IDA says IFSC facing greater competition from Budapest and Birmingham

Hub accounts for 15% of multinational employment in Ireland

The IFSC accounts for 15 per cent of multinational employment in Ireland, and contributes 7.7 per cent of Irish GDP.   Photograph: Bryan O'Brien/The Irish Times

The IFSC accounts for 15 per cent of multinational employment in Ireland, and contributes 7.7 per cent of Irish GDP. Photograph: Bryan O'Brien/The Irish Times

 

Ireland must make the most of its reputation as the place to develop software and new technologies if the IFSC is to prosper, according to John Moran, secretary general of the Department of Finance.

He told a conference on the future of the IFSC organised by NUI Maynooth’s department of geography that Ireland should develop software for financial services as it would “sit well with the financial services” companies in operation here, improving the infrastructure.

“There is no intrinsic reason why Ireland should be the hub for aircraft leasing in the world.

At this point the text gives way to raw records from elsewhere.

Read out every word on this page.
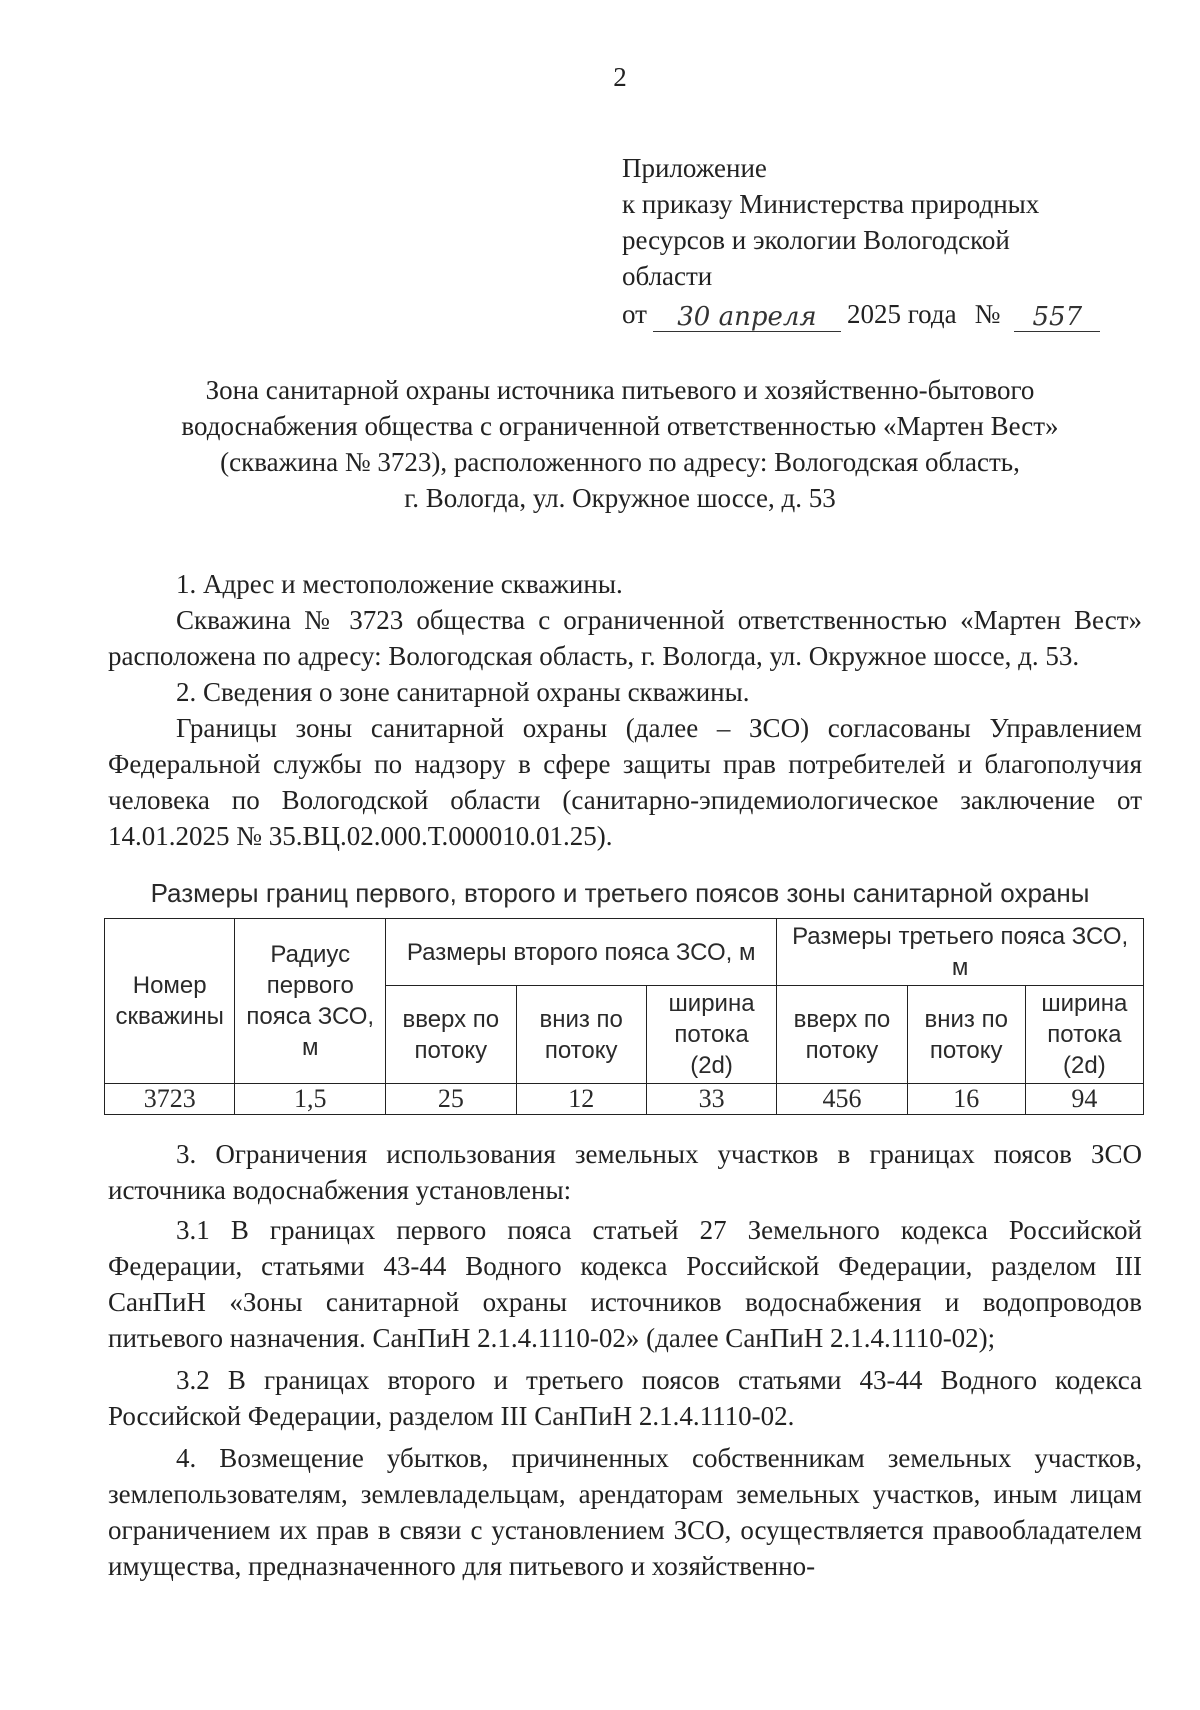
2
Приложение
к приказу Министерства природных
ресурсов и экологии Вологодской
области
от	30 апреля	2025 года №	557
Зона санитарной охраны источника питьевого и хозяйственно-бытового
водоснабжения общества с ограниченной ответственностью «Мартен Вест»
(скважина № 3723), расположенного по адресу: Вологодская область,
г. Вологда, ул. Окружное шоссе, д. 53

1. Адрес и местоположение скважины.

Скважина № 3723 общества с ограниченной ответственностью «Мартен Вест» расположена по адресу: Вологодская область, г. Вологда, ул. Окружное шоссе, д. 53.

2. Сведения о зоне санитарной охраны скважины.

Границы зоны санитарной охраны (далее – ЗСО) согласованы Управлением Федеральной службы по надзору в сфере защиты прав потребителей и благополучия человека по Вологодской области (санитарно-эпидемиологическое заключение от 14.01.2025 № 35.ВЦ.02.000.Т.000010.01.25).

Размеры границ первого, второго и третьего поясов зоны санитарной охраны
Номер скважины	Радиус первого пояса ЗСО, м	Размеры второго пояса ЗСО, м			Размеры третьего пояса ЗСО, м		
		вверх по потоку	вниз по потоку	ширина потока (2d)	вверх по потоку	вниз по потоку	ширина потока (2d)
3723	1,5	25	12	33	456	16	94

3. Ограничения использования земельных участков в границах поясов ЗСО источника водоснабжения установлены:

3.1 В границах первого пояса статьей 27 Земельного кодекса Российской Федерации, статьями 43-44 Водного кодекса Российской Федерации, разделом III СанПиН «Зоны санитарной охраны источников водоснабжения и водопроводов питьевого назначения. СанПиН 2.1.4.1110-02» (далее СанПиН 2.1.4.1110-02);

3.2 В границах второго и третьего поясов статьями 43-44 Водного кодекса Российской Федерации, разделом III СанПиН 2.1.4.1110-02.

4. Возмещение убытков, причиненных собственникам земельных участков, землепользователям, землевладельцам, арендаторам земельных участков, иным лицам ограничением их прав в связи с установлением ЗСО, осуществляется правообладателем имущества, предназначенного для питьевого и хозяйственно-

We provided the infrastructure to allow that industry to grow though.”

Accenture senior director Anindya Roy told the conference that Ireland does not have the infrastructure to cater for big data. A lot of countries such as Singapore were investing heavily in the area.

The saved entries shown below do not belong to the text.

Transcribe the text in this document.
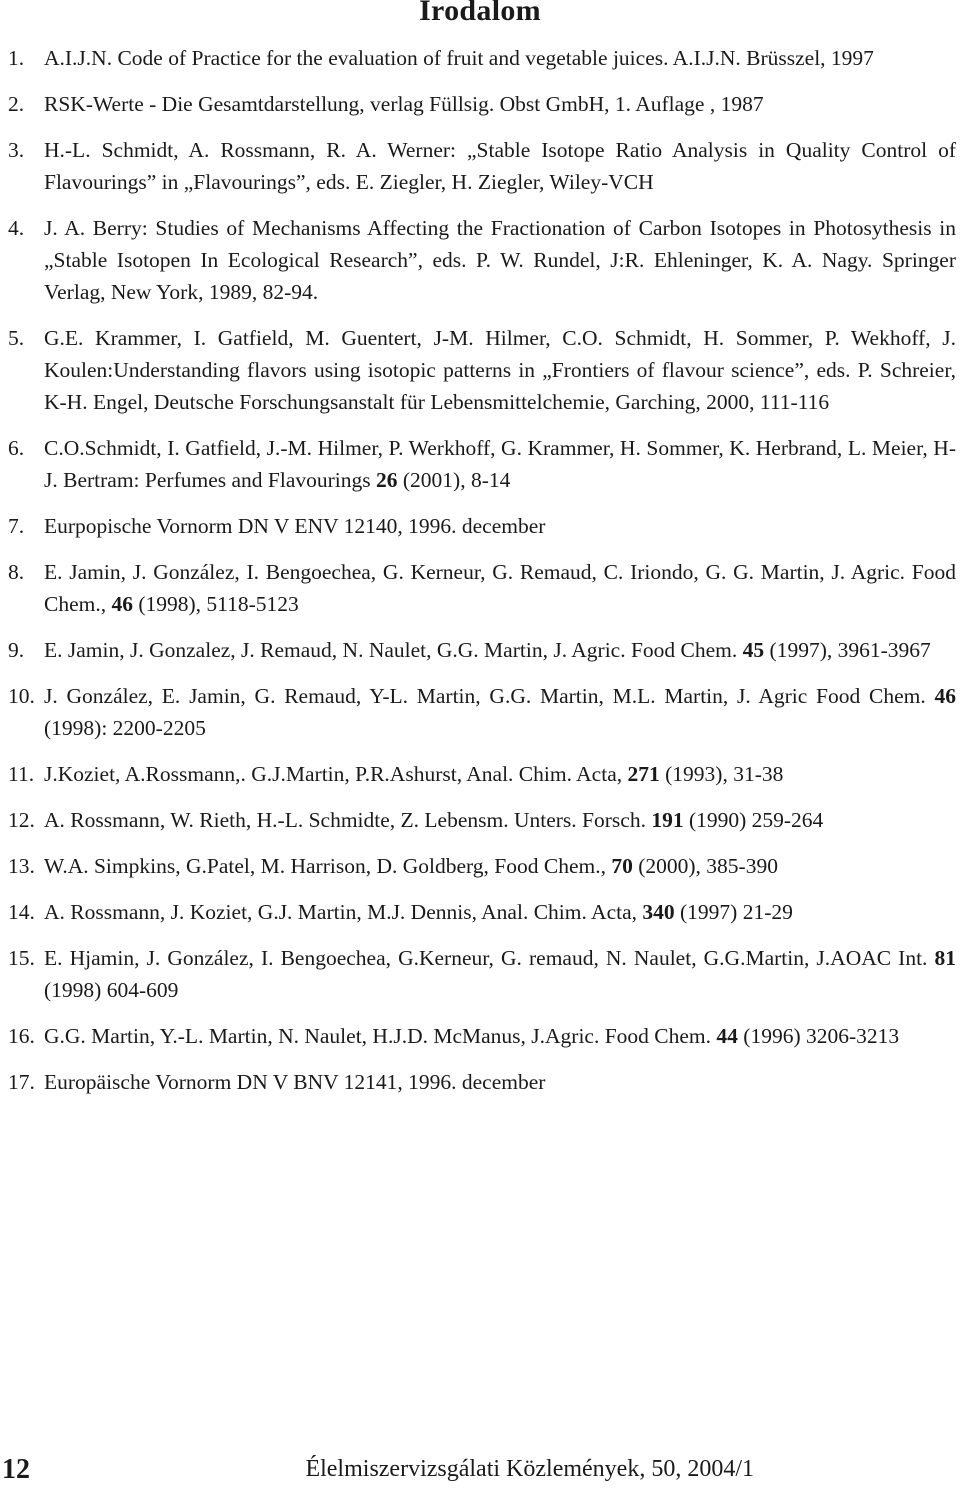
Irodalom
1. A.I.J.N. Code of Practice for the evaluation of fruit and vegetable juices. A.I.J.N. Brüsszel, 1997
2. RSK-Werte - Die Gesamtdarstellung, verlag Füllsig. Obst GmbH, 1. Auflage , 1987
3. H.-L. Schmidt, A. Rossmann, R. A. Werner: „Stable Isotope Ratio Analysis in Quality Control of Flavourings” in „Flavourings”, eds. E. Ziegler, H. Ziegler, Wiley-VCH
4. J. A. Berry: Studies of Mechanisms Affecting the Fractionation of Carbon Isotopes in Photosythesis in „Stable Isotopen In Ecological Research”, eds. P. W. Rundel, J:R. Ehleninger, K. A. Nagy. Springer Verlag, New York, 1989, 82-94.
5. G.E. Krammer, I. Gatfield, M. Guentert, J-M. Hilmer, C.O. Schmidt, H. Sommer, P. Wekhoff, J. Koulen:Understanding flavors using isotopic patterns in „Frontiers of flavour science”, eds. P. Schreier, K-H. Engel, Deutsche Forschungsanstalt für Lebensmittelchemie, Garching, 2000, 111-116
6. C.O.Schmidt, I. Gatfield, J.-M. Hilmer, P. Werkhoff, G. Krammer, H. Sommer, K. Herbrand, L. Meier, H-J. Bertram: Perfumes and Flavourings 26 (2001), 8-14
7. Eurpopische Vornorm DN V ENV 12140, 1996. december
8. E. Jamin, J. González, I. Bengoechea, G. Kerneur, G. Remaud, C. Iriondo, G. G. Martin, J. Agric. Food Chem., 46 (1998), 5118-5123
9. E. Jamin, J. Gonzalez, J. Remaud, N. Naulet, G.G. Martin, J. Agric. Food Chem. 45 (1997), 3961-3967
10. J. González, E. Jamin, G. Remaud, Y-L. Martin, G.G. Martin, M.L. Martin, J. Agric Food Chem. 46 (1998): 2200-2205
11. J.Koziet, A.Rossmann,. G.J.Martin, P.R.Ashurst, Anal. Chim. Acta, 271 (1993), 31-38
12. A. Rossmann, W. Rieth, H.-L. Schmidte, Z. Lebensm. Unters. Forsch. 191 (1990) 259-264
13. W.A. Simpkins, G.Patel, M. Harrison, D. Goldberg, Food Chem., 70 (2000), 385-390
14. A. Rossmann, J. Koziet, G.J. Martin, M.J. Dennis, Anal. Chim. Acta, 340 (1997) 21-29
15. E. Hjamin, J. González, I. Bengoechea, G.Kerneur, G. remaud, N. Naulet, G.G.Martin, J.AOAC Int. 81 (1998) 604-609
16. G.G. Martin, Y.-L. Martin, N. Naulet, H.J.D. McManus, J.Agric. Food Chem. 44 (1996) 3206-3213
17. Europäische Vornorm DN V BNV 12141, 1996. december
12	Élelmiszervizsgálati Közlemények, 50, 2004/1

The IFSC accounts for 15 per cent of multinational employment in Ireland, and contributes 7.7 per cent of Irish GDP.

Ireland’s international financial services sector is facing increasing competition from cities such as Budapest and Birmingham, and must improve its infrastructure to remain attractive for business, the IDA’s Kieran Donoghue has said.

Mr Donoghue, who is head of international financial services at the IDA, said Ireland’s ranking on the Global Financial Centre Index, which assesses the competitiveness of financial centres, was slipping.

Dublin tumbled out of the world’s top 50 rated financial centres for the first time this year.

Mr Donoghue said the Libor scandal and the current crisis in Cyprus was not helping the IFSC, and that Ireland must embrace the digital marketplace in terms of technology to help international banks located here.